Sottomissione. È questo il titolo del nuovo libro di Michel Houellebecq (autore, tra gli altri, de La carta e il territorio), che uscirà il 7 gennaio in Francia e il 15 in Italia, pubblicato da Bompiani.

Un libro provocatorio, com’è da sempre nello stile di questo autore (è quello che ha affermato che gli hippie del movimento del ’68 erano i creatori dei serial killer degli anni Novanta, questo ne Le particelle elementari). Tredici anni fa, poi, durante un’intervista aveva definito l’Islam «la più stupida delle religioni» (la dichiarazione completa è stata «mi sono detto che il fatto di credere a un solo Dio è il comportamento di un cretino, non trovo un’altra parola. E la religione più stupida è, ammettiamolo, l’Islam. La Bibbia almeno è bella perché gli ebrei hanno un grande talento letterario e per questo possono essere decisamente perdonati»).

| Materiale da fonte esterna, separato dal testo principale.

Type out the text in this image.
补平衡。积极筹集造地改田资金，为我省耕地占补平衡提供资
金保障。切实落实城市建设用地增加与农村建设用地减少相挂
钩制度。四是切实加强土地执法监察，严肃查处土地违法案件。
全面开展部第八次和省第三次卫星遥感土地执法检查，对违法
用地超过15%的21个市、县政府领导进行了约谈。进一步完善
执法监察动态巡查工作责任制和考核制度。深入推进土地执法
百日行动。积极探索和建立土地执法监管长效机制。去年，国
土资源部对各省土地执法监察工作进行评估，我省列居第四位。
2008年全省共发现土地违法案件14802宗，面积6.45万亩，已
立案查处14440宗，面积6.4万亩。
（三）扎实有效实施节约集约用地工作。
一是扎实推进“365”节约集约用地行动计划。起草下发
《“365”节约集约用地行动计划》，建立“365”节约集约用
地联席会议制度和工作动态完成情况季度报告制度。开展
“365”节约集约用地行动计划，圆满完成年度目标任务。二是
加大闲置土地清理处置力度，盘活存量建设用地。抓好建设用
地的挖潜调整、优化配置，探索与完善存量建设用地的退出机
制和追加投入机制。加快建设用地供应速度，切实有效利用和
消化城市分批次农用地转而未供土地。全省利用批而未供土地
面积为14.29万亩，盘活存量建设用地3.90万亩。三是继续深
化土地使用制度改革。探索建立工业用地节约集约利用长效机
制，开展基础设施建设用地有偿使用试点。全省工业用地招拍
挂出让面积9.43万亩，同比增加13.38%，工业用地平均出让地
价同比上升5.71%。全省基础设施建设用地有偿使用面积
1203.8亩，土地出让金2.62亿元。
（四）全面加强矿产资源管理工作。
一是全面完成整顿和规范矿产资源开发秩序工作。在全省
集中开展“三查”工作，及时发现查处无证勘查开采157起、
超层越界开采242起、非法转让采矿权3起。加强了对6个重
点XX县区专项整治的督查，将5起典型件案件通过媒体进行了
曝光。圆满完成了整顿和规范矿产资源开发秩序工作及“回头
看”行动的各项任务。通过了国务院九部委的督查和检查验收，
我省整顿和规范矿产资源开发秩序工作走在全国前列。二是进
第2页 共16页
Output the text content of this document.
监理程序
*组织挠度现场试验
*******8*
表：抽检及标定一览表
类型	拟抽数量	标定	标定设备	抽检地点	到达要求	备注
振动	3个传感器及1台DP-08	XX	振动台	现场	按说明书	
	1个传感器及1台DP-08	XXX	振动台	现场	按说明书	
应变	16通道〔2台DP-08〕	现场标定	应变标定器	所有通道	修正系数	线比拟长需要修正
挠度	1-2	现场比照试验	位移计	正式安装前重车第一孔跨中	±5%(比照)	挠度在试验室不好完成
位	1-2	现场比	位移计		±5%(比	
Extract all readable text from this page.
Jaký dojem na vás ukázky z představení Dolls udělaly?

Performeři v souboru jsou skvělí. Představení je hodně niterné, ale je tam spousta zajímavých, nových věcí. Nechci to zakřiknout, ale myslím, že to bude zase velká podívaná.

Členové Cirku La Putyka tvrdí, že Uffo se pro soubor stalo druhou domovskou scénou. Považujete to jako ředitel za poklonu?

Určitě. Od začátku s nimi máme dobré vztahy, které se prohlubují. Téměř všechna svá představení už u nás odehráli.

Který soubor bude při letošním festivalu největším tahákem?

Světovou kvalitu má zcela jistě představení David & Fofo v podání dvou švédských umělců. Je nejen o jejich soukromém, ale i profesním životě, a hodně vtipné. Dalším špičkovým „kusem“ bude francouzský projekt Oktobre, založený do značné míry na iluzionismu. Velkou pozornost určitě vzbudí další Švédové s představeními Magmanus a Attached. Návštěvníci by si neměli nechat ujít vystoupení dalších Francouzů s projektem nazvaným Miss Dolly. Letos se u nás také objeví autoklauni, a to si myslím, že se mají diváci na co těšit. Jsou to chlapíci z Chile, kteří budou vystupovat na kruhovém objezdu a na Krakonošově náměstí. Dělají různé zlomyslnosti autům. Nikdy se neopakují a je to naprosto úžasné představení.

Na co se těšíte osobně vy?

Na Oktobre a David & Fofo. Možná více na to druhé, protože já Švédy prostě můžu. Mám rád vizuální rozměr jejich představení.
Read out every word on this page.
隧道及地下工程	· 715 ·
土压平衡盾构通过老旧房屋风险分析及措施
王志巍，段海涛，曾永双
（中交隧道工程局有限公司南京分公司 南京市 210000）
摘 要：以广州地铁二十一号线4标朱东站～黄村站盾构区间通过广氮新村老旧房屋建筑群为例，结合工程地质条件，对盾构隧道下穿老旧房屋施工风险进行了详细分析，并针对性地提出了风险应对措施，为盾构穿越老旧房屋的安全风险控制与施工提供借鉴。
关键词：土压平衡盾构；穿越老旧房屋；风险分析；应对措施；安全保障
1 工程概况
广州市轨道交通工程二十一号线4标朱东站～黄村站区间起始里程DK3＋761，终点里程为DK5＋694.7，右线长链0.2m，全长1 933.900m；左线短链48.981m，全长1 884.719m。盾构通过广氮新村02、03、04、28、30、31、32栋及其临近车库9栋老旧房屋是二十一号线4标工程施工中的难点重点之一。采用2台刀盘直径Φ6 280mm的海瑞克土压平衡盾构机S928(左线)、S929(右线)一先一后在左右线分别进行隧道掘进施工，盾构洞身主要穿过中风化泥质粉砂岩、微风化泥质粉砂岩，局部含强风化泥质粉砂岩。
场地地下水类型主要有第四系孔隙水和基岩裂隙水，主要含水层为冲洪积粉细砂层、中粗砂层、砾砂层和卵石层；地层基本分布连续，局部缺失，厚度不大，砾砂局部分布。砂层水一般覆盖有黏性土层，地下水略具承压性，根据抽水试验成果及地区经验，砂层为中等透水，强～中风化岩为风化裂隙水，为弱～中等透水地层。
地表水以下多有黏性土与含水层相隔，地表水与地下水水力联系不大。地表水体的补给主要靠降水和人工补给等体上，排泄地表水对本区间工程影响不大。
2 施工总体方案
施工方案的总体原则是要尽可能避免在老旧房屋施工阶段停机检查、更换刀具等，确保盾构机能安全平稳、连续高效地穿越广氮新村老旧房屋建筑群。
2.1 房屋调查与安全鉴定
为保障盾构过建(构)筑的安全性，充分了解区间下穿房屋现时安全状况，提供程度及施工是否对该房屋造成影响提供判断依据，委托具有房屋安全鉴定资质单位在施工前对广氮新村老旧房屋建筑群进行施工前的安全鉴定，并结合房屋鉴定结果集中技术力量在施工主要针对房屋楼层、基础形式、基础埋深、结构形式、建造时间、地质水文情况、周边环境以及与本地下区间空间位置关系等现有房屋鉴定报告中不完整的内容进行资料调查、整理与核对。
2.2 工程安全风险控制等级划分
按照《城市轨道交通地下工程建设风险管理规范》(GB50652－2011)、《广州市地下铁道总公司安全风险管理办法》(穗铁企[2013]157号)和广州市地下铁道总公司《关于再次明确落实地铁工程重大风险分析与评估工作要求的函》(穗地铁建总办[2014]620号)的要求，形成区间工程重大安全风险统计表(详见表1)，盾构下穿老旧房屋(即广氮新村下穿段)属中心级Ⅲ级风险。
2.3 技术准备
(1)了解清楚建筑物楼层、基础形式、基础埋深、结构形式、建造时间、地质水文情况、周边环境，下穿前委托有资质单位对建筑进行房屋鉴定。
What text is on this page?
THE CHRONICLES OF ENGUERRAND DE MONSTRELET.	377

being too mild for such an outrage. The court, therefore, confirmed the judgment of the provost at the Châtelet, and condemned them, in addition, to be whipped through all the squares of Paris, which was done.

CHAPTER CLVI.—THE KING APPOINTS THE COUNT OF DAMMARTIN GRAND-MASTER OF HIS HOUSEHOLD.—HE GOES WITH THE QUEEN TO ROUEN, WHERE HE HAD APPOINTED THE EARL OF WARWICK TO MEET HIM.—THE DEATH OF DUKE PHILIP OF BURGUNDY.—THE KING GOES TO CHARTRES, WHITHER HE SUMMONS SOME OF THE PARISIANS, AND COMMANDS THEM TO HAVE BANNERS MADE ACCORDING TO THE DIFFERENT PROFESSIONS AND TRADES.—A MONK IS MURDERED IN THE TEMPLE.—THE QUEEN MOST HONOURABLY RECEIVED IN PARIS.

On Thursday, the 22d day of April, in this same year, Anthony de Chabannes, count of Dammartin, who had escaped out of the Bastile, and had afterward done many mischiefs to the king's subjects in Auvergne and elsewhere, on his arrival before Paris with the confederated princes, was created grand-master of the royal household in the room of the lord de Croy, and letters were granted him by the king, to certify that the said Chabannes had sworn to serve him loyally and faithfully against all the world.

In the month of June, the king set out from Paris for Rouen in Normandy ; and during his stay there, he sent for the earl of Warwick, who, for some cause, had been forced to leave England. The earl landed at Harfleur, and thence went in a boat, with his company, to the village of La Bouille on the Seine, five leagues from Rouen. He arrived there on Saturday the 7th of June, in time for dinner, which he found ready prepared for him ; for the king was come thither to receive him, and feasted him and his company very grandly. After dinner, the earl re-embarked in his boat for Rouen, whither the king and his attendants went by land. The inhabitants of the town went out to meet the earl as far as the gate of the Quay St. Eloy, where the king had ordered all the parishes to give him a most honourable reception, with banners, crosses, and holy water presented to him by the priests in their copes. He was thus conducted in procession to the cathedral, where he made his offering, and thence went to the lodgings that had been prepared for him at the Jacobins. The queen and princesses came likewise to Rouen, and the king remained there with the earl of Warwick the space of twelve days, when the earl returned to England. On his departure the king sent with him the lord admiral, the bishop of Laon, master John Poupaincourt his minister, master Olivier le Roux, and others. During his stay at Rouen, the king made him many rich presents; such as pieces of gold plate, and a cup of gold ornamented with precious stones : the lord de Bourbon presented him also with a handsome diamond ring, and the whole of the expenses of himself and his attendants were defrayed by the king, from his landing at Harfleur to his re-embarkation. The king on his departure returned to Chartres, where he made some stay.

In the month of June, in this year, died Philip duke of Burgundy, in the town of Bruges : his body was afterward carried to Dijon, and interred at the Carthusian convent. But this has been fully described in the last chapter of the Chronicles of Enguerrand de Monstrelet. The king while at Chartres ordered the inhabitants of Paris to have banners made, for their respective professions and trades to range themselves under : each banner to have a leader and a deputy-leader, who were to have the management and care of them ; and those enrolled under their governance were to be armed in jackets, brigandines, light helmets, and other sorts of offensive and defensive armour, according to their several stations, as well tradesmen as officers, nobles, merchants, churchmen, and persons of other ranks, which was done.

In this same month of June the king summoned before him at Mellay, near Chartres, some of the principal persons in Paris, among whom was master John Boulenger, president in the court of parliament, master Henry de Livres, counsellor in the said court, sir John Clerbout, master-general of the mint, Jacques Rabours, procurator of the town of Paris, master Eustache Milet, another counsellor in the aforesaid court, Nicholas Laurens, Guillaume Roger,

E “sottomissione” è pure la traduzione letterale proprio del sostantivo verbale “islam” (nel senso di “sottomissione, abbandono totale a Dio”). L’Islam, infatti, c’entrerà parecchio nel nuovo libro, tanto che l’autore ipotizza nel 2022 un candidato islamico all’Eliseo e la sua vittoria contro Marine Le Pen, in una Francia sull’orlo della guerra civile, a causa del razzismo e degli scontri tra diverse etnie. Sicuramente un tema scottante, che alimenterà nuovi dibattiti all’uscita del libro. Non resta che attenderne l’arrivo il prossimo mese.